Friday, July 07, 2006

Bernard Malamud on Plot and the Beginning Novelist

Bernard Malamud on plot and the beginning novelist:

Some writers nowadays are discouraged from plotting because they feel that plots are as a rule unoriginal, thus passé; they are content to work with what is called the plot-germ, and as Ortega y Gassett suggests, place most of their emphasis upon the characters; often they seem to be more concerned with background than anything else. I would urge the writer not to give up on a plot before he has really worked at it. Plot, if handled well, can be sheer poetry. It will help create the sense of the mystery of human life, the unknown, almost unknowable things that enter into our lives. Walk into the next room and your destiny may be changed. You can achieve some of that feeling from characterization, but plot intensifies it.

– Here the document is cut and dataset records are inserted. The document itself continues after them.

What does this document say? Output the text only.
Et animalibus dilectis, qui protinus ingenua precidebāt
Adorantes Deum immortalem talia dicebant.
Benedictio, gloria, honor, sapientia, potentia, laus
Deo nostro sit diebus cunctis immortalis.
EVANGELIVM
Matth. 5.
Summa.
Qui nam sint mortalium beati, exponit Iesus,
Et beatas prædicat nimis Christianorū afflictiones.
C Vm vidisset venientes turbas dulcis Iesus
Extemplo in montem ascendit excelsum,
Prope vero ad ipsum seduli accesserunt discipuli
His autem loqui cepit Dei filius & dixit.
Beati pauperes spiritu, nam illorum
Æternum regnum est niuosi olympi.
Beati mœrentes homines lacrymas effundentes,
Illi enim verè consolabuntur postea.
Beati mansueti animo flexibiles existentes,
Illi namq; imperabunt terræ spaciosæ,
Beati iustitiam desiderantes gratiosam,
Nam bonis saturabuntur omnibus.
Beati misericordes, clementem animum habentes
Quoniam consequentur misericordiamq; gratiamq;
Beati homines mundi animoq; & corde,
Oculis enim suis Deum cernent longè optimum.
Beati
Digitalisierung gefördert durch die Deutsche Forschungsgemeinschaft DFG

From Bernard Malamud, “Beginning the Novel” in Alan Cheuse & Nicholas Delbanco, eds., Talking Horse: Bernard Malamud on Life and Work (1996).

2 comments:

Anonymous said...

"Plot, if handled well, can be sheer poetry." I agree, oh, I agree!

Anonymous said...

I agree. This was the hardest thing for me to learn as a young writer. I wanted to live in the characters' heads and just write witty dialogue and biting observations. Then one of my professors said, "This is nice, but why not have something happen? And that has made all the difference in the world to me.